Как мы вскоре узнали, Бухарин находился под домашним арестом. Пока шло следствие, «Известия» цинично подписывались именем приговоренного к смерти.

Телефонная корреспонденция из Ленинграда обо мне явно запоздала. Она как-то повисла в воздухе, который успел вокруг меня разрядиться вызовом в Москву. Было очевидно, что эта заметка была написана до этого вызова и не успела вовремя выйти; ее действенность после моего возвращенья зачерствела. Волин, получив мое письмо, лично позвонил Моргену [115] с требованием никаких собраний не проводить и ничем меня не ограничивать («не ущемлять», как у нас говорили).
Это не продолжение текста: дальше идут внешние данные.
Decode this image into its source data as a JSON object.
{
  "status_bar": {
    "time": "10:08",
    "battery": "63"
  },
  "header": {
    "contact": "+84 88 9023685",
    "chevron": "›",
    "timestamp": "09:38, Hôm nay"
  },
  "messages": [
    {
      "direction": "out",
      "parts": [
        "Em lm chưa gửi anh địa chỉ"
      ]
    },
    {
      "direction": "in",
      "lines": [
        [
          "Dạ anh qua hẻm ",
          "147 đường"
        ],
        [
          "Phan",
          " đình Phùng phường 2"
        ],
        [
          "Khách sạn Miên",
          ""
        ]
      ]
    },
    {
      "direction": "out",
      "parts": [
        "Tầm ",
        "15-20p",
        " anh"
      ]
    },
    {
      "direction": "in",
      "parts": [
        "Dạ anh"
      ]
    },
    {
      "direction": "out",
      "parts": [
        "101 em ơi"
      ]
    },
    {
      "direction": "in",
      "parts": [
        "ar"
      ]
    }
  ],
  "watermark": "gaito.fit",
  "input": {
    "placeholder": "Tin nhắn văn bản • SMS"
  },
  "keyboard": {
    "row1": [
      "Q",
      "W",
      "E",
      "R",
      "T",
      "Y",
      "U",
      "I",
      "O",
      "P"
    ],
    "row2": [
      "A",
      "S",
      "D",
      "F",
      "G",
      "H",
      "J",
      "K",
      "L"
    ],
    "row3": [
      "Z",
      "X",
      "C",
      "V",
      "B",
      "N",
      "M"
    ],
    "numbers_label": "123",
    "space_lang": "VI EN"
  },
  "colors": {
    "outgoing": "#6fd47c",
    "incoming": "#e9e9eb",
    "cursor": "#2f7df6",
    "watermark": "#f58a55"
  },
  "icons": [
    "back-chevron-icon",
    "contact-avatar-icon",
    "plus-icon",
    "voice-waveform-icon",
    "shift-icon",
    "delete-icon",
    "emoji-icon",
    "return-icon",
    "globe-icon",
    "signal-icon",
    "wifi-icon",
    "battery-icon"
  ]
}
Сталиным была запущена истребительная машина, известная под именем Ежовщины. Во главе политической полиции стоял Ежов, имевший стоячие гомеровские эпитеты «железный нарком» и «соратник Сталина». Начались ужасные политические процессы, аресты и ссылки. Неизгладимое впечатление произвел процесс Бухарина. Кровавыми руками палача Вышинского Сталин отрубал у советского народа голову,  – его революционную интеллигенцию. По вечерам, после радиопередач о кровавом, грязно состряпанном процессе, запускалась пластинка с камаринской или гопаком. Куранты, которые били полночь, с тех пор травмировали мою душу своим медленным тюремным звоном. У нас не было радио, но оно кричало от соседей и ударяло в мой мозг, в мои кости. Особенно зловеще била полночь после страшных слов «приговор приведен в исполнение».